One of the more interesting projects I started at UAB was the 100 wins initiative. The idea was that my team and our partners in the administrative units and colleges would co-author 100 improvements to the lives of our students, faculty, researchers, and clinicians each year. That is about once every three days.
It was a bold initiative as we had to transform “traditional IT” which is more focused on keeping the existing systems running as opposed to being an innovation-focused organization. This was a multi-year initiative as we automated a lot of work to create capacity for innovation. When we started, the university IT organization was spending between 75-90% of their time just keeping the systems running. Three years later, more than half of our work was on customer success and innovation. That is a transformational change.
It was also a change in our relationship with the administrative units and colleges. For some of these initiatives, we would lead and they would follow. In some initiatives, they would lead and we would support. For some initiatives, we would truly co-author a solution. This caused and continues to cause some growing pains as IT flexes beyond just taking orders from other units to be a true partner and driver in university innovation.
In June of 2016, I headed downstairs for a routine budget meeting when I was ambushed by my team and Provost Linda Lucas. Instead of a budget meeting, my wife, 200 or so employees, and the Provost has assembled to celebrate my first anniversary at UAB and 100 wins. I was quite surprised.
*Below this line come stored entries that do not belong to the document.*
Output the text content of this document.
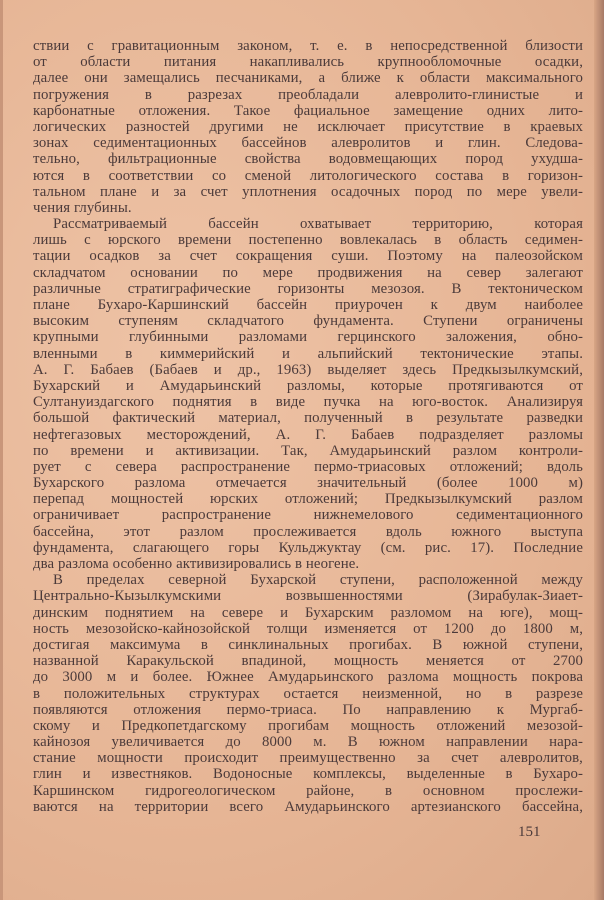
ствии с гравитационным законом, т. е. в непосредственной близости
от области питания накапливались крупнообломочные осадки,
далее они замещались песчаниками, а ближе к области максимального
погружения в разрезах преобладали алевролито-глинистые и
карбонатные отложения. Такое фациальное замещение одних лито-
логических разностей другими не исключает присутствие в краевых
зонах седиментационных бассейнов алевролитов и глин. Следова-
тельно, фильтрационные свойства водовмещающих пород ухудша-
ются в соответствии со сменой литологического состава в горизон-
тальном плане и за счет уплотнения осадочных пород по мере увели-
чения глубины.
Рассматриваемый бассейн охватывает территорию, которая
лишь с юрского времени постепенно вовлекалась в область седимен-
тации осадков за счет сокращения суши. Поэтому на палеозойском
складчатом основании по мере продвижения на север залегают
различные стратиграфические горизонты мезозоя. В тектоническом
плане Бухаро-Каршинский бассейн приурочен к двум наиболее
высоким ступеням складчатого фундамента. Ступени ограничены
крупными глубинными разломами герцинского заложения, обно-
вленными в киммерийский и альпийский тектонические этапы.
А. Г. Бабаев (Бабаев и др., 1963) выделяет здесь Предкызылкумский,
Бухарский и Амударьинский разломы, которые протягиваются от
Султануиздагского поднятия в виде пучка на юго-восток. Анализируя
большой фактический материал, полученный в результате разведки
нефтегазовых месторождений, А. Г. Бабаев подразделяет разломы
по времени и активизации. Так, Амударьинский разлом контроли-
рует с севера распространение пермо-триасовых отложений; вдоль
Бухарского разлома отмечается значительный (более 1000 м)
перепад мощностей юрских отложений; Предкызылкумский разлом
ограничивает распространение нижнемелового седиментационного
бассейна, этот разлом прослеживается вдоль южного выступа
фундамента, слагающего горы Кульджуктау (см. рис. 17). Последние
два разлома особенно активизировались в неогене.
В пределах северной Бухарской ступени, расположенной между
Центрально-Кызылкумскими возвышенностями (Зирабулак-Зиает-
динским поднятием на севере и Бухарским разломом на юге), мощ-
ность мезозойско-кайнозойской толщи изменяется от 1200 до 1800 м,
достигая максимума в синклинальных прогибах. В южной ступени,
названной Каракульской впадиной, мощность меняется от 2700
до 3000 м и более. Южнее Амударьинского разлома мощность покрова
в положительных структурах остается неизменной, но в разрезе
появляются отложения пермо-триаса. По направлению к Мургаб-
скому и Предкопетдагскому прогибам мощность отложений мезозой-
кайнозоя увеличивается до 8000 м. В южном направлении нара-
стание мощности происходит преимущественно за счет алевролитов,
глин и известняков. Водоносные комплексы, выделенные в Бухаро-
Каршинском гидрогеологическом районе, в основном прослежи-
ваются на территории всего Амударьинского артезианского бассейна,
151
Fast forward nine years, and February of 2024 we celebrated more than 1,000 innovations for UAB. President Watts had this to say regarding the event:
Congratulations to the team in UAB IT for achieving 1,000 wins for our campus in less than nine years. From early wins that expanded our capacity for internet and email to pandemic-era projects that helped save lives, and now new technologies such as AI, you and your campus partners continue to help UAB move forward.”
President Ray Watts, University of Alabama at Birmingham
As Dr Watts correctly intuited, this was a team project involving almost everyone in UAB IT and a large number of partners across every academic unit and college. It truly was a team effort with a lot of credit to be shared by all of the innovators.
As luck would have it, the following week was the board meeting and Chancellor St John and I struck up a conversation. He was congratulatory focusing on the leadership required to accomplish such a feat while I focused on the team aspect and cultural change necessary. Both perspectives are correct of course.
Let me finish by discussing a supporting initiative related to the cultural change required to improve the lives of your students, faculty, and researchers about once every three days. Back in 2015, we started renting out a movie theater whenever a Star Wars movie would come out and inviting university senior leadership as well as all of our employees and one guest. Many of our employees would dress up for the event and would bring a child as their guest. At the beginning of the movie, I would address the crowd and tell them:
I don’t care if you think you are Princess Leia, a sith lord, or a jedi knight. I care that you think you can change the future of the galaxy by yourself. If you do, you belong in UAB IT.
Curt Carver on organizational culture
Perhaps a vastly more important quote from one of the kids of our employees:
I have no idea what you do at work but I want to work for a cool company that takes its employees to star wars movies and dress up like the characters.
Unattributed child of a UAB IT employee.